One, a training program he created several years ago, is still being
used -- this in a world where computer programs are generally obsolete
as soon as they are completed.
During his three-year hitch, he received the Army Achievement Medal and
three personal letters of commendation. Any employer, anywhere, would
make every effort to keep such a valuable person. Well, all but one, I
guess.
Kepler was gay but discreet. He lived within the constraints of the
military's "don't ask/don't tell" rules. For more than two years, most
of his fellow soldiers, his noncoms, and his officers had no problems
with his being gay. One of the letters of commendation was awarded
personally by a major general.
Then he got new battery and battalion commanders, a captain and
lieutenant colonel respectively. Things changed. His privileges were
curtailed and his work, the sort of things for which he'd been so
highly commended, were questioned.
Let me, as a veteran of 23 years, point out that isn't unusual and
shouldn't be. New skippers must be sure that their predecessors weren't
being snowed by a slick con artist. What was unusual was that his
immediate seniors confided in him that his sexual orientation was the
cause. They even told him things would be very rough if he decided to
stay in the Army.
Again, I can attest that isn't uncommon, but it should be. Many a
soldier or sailor has been earmarked as a guy who is "out of step."
From that point on, life becomes hell.
Despite the misuse of the word, being gay isn't queer, but the way our military handles it is.
Take the so-called "don't ask" rule. It was instituted in 1993 to
prevent just such things as Kepler went through. It didn't. It didn't
even prevent much more egregious, often dangerous violations. Within a
year of the inauguration of the program, seven soldiers learning Arabic
or Farsi at the Defense Language Institute were kicked out; this at a
time when we were told our biggest shortcomings in intelligence was a
lack of linguists.
The military and our present administration have stayed the course
despite the fact that restrictions against gays serving have been
lifted elsewhere, here and abroad. My old outfit, the National Security
Agency with all its secrecy has dropped the prohibitions. Likewise the
FBI, most armed forces around the world, even the San Diego Police
Department have lifted restrictions. Only a couple other countries in
NATO still ban gays from their armed services.
I'd say it was time to come up to date on this problem, at least as up
to date as we were in the Revolution.
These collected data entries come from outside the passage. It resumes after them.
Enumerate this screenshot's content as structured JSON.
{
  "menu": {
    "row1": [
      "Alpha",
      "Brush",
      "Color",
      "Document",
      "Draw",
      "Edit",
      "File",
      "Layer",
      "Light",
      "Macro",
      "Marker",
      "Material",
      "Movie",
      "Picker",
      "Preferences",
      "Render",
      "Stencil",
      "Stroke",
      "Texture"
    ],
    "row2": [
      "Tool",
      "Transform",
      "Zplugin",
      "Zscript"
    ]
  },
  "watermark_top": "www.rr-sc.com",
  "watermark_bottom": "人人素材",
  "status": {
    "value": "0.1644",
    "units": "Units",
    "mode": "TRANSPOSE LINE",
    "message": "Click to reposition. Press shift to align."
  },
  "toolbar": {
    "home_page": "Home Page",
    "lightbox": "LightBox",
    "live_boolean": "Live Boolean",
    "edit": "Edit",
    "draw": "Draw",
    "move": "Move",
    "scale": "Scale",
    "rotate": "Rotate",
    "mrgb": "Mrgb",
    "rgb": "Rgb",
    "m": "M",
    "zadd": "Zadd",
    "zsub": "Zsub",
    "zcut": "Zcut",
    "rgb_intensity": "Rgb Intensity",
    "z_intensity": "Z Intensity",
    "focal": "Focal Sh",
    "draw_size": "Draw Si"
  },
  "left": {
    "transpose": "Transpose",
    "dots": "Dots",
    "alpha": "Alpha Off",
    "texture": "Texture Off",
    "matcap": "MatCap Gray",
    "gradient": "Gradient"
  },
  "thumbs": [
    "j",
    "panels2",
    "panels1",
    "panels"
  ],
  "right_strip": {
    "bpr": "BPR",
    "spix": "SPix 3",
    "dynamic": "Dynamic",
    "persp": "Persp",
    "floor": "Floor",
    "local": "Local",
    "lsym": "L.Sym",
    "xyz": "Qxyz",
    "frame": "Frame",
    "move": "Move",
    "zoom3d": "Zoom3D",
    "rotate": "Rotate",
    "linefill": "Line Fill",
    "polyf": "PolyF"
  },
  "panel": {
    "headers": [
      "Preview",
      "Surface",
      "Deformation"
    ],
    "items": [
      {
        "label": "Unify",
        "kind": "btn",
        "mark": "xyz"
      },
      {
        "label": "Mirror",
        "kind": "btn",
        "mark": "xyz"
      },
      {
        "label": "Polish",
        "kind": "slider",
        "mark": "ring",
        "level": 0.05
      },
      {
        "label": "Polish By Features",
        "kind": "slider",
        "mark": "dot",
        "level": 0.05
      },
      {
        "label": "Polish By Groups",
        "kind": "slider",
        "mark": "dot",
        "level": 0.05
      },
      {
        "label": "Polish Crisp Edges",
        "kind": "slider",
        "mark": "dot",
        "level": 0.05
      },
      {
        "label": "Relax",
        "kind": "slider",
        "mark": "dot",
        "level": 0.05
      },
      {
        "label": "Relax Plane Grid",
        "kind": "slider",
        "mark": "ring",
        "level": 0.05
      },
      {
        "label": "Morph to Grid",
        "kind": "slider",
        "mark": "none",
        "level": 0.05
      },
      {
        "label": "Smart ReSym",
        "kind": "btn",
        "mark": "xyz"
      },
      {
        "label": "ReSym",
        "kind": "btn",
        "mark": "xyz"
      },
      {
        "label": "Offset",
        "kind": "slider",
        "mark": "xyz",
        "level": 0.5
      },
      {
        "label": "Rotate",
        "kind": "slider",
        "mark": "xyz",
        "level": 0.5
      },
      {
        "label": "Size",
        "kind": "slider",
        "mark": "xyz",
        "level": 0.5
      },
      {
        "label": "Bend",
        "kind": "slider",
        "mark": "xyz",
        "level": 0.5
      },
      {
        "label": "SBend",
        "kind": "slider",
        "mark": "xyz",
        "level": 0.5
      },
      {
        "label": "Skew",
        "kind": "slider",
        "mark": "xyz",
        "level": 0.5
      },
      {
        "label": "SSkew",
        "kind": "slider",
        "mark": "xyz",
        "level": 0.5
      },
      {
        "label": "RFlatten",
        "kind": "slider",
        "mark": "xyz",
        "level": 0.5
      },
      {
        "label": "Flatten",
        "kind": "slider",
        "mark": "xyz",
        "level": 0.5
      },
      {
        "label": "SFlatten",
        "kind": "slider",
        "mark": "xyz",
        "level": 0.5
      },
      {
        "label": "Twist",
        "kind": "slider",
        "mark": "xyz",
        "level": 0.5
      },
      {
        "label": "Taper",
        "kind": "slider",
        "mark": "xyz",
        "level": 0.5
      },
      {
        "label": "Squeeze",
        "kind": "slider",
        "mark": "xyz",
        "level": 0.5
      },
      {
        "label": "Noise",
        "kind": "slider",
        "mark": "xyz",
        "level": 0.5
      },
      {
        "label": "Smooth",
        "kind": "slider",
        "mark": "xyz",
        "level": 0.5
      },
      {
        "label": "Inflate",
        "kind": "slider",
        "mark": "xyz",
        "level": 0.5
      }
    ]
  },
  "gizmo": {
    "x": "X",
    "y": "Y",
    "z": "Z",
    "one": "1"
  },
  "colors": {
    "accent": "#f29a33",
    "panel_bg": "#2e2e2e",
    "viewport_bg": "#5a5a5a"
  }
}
We might not even have been a
republic if it hadn't been for Baron Frederich von Steuben, a gay
officer we borrowed from Prussia to win a war.
Congress hired von Steuben to train the Continental forces stationed at
the winter encampment at Valley Forge, Pa. He also wrote the official
military guide for our Army. It, like Kepler's training program, stayed
around for a while. It was our guide until 1812.
Cities, towns or counties are named for von Steuben in Maine, New York, Wisconsin, Indiana, and Ohio.
The Servicemembers Legal Defense Network was
formed about the time "don't ask/don't tell" came out. They are holding
a "lobby day" on May 14-16. Their intent is to urge congress to do away
this wacko law. I hope congress members pay attention.